The banks are trying to figure out how to commute, or unwind, their credit default swaps, which are contracts they entered into with FGIC and other bond insurers to guarantee their portfolios of complex debt securities known as collateralized-debt obligations, or CDOs, according to people familiar with the talks.

A consortium of banks working toward a rescue plan for bond-insurer Ambac Financial Group Inc. also is discussing a similar option, according to people familiar with the matter.

In exchange for unwinding the contracts, FGIC and Ambac could give the banks stakes in their companies through warrants, according to these people.


Let me get this straight.

The companies that issue debt would then partially own the company that guarantees the payments of that debt? Am I the only one who sees a mammoth conflict of interest issue here?

Let's play this one out.

Company X issues $100 million in bonds backed by questionable collateral (I don't know -- let's say it's backed by a pool of questionable home equity loans).

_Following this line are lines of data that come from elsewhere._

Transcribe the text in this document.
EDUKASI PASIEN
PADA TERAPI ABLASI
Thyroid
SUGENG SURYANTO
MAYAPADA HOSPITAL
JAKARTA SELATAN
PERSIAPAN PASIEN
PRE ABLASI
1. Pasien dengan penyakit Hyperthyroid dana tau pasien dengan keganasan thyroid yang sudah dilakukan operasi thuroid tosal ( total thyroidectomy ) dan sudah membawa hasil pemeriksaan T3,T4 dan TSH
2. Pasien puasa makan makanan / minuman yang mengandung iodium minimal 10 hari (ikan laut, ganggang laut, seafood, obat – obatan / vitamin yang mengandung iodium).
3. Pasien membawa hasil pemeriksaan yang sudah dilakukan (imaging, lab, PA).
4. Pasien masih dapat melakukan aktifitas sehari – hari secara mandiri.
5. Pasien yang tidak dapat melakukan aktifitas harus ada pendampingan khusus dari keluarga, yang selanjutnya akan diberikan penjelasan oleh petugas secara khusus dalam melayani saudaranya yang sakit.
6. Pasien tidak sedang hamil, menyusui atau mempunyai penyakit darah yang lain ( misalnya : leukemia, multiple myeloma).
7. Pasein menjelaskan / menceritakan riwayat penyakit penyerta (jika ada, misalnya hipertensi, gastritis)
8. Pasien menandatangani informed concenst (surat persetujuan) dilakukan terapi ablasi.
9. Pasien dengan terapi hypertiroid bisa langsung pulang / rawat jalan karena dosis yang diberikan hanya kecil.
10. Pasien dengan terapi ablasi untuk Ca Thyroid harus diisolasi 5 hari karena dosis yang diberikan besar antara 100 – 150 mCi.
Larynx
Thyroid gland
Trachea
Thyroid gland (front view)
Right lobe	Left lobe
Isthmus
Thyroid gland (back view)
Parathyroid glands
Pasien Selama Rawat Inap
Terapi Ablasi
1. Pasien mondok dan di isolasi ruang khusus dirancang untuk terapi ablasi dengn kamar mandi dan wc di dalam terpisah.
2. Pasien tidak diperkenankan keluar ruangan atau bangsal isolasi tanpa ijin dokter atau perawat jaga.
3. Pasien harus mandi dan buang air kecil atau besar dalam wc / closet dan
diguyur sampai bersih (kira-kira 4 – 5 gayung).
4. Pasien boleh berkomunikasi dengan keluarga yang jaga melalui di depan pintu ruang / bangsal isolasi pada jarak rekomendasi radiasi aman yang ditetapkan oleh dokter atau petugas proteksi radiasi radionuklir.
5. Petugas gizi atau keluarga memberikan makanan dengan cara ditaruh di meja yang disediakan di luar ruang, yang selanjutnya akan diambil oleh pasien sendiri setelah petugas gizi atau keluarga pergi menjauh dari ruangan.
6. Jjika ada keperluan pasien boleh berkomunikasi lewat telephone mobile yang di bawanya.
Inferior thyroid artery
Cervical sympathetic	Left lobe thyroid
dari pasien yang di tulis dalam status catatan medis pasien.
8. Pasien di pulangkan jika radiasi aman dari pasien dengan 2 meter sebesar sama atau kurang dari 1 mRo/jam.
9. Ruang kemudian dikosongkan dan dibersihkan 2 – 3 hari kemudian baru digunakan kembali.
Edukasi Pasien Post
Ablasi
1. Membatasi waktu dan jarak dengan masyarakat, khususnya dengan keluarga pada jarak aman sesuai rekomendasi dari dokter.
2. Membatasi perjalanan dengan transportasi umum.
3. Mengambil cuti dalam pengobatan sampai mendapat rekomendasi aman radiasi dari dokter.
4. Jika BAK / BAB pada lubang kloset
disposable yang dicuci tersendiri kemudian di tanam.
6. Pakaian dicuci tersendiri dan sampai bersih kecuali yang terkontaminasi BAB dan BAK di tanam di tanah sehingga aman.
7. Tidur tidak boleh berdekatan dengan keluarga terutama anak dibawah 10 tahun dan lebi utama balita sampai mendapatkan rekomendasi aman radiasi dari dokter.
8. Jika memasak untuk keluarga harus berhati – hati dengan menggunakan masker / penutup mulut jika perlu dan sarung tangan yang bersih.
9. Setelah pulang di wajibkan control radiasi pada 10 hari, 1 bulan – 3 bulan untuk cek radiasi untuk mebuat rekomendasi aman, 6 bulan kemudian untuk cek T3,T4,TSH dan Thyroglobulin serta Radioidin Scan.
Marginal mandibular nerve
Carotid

Company X would really like to get some cheap insurance for these bonds to get a better rating from the rating agencies -- and increase quarterly profit.

Enter the guarantor the issuer partially owns. For some reason the issuer gets a really good deal on bond insurance.

The ratings agencies disclose this relation,, but in very small print on page 94,892 of a nearly incomprehensible analysis of the bonds. Oh yeah -- the ratings agencies also issue a disclosure/warning with that report that still basically says "buyer beware".

Collateral goes belly up (I know that would never happen because the issuer would use stringent underwriting standards too prevent it from happening). But let's say it goes belly up anyway -- just for the sake of argument.

Insurer gets hit with a bill they can't pay. But who cares? The issuer -- who partially owns the insurer -- got a great deal on bond insurance which lowered their compliance and issuance costs and increased their profit for a quarter. The insurer goes belly up or takes a major hit to its earnings, but upper-level management still gets a sweetheart post-dismissal compensation package (or they have been dumping stock for the last 6 months because they see the writing on the wall).

Let's just repeat the problems we've had for the last 6 months - 9 months again, shall we? They have been so much fun the first time around after all.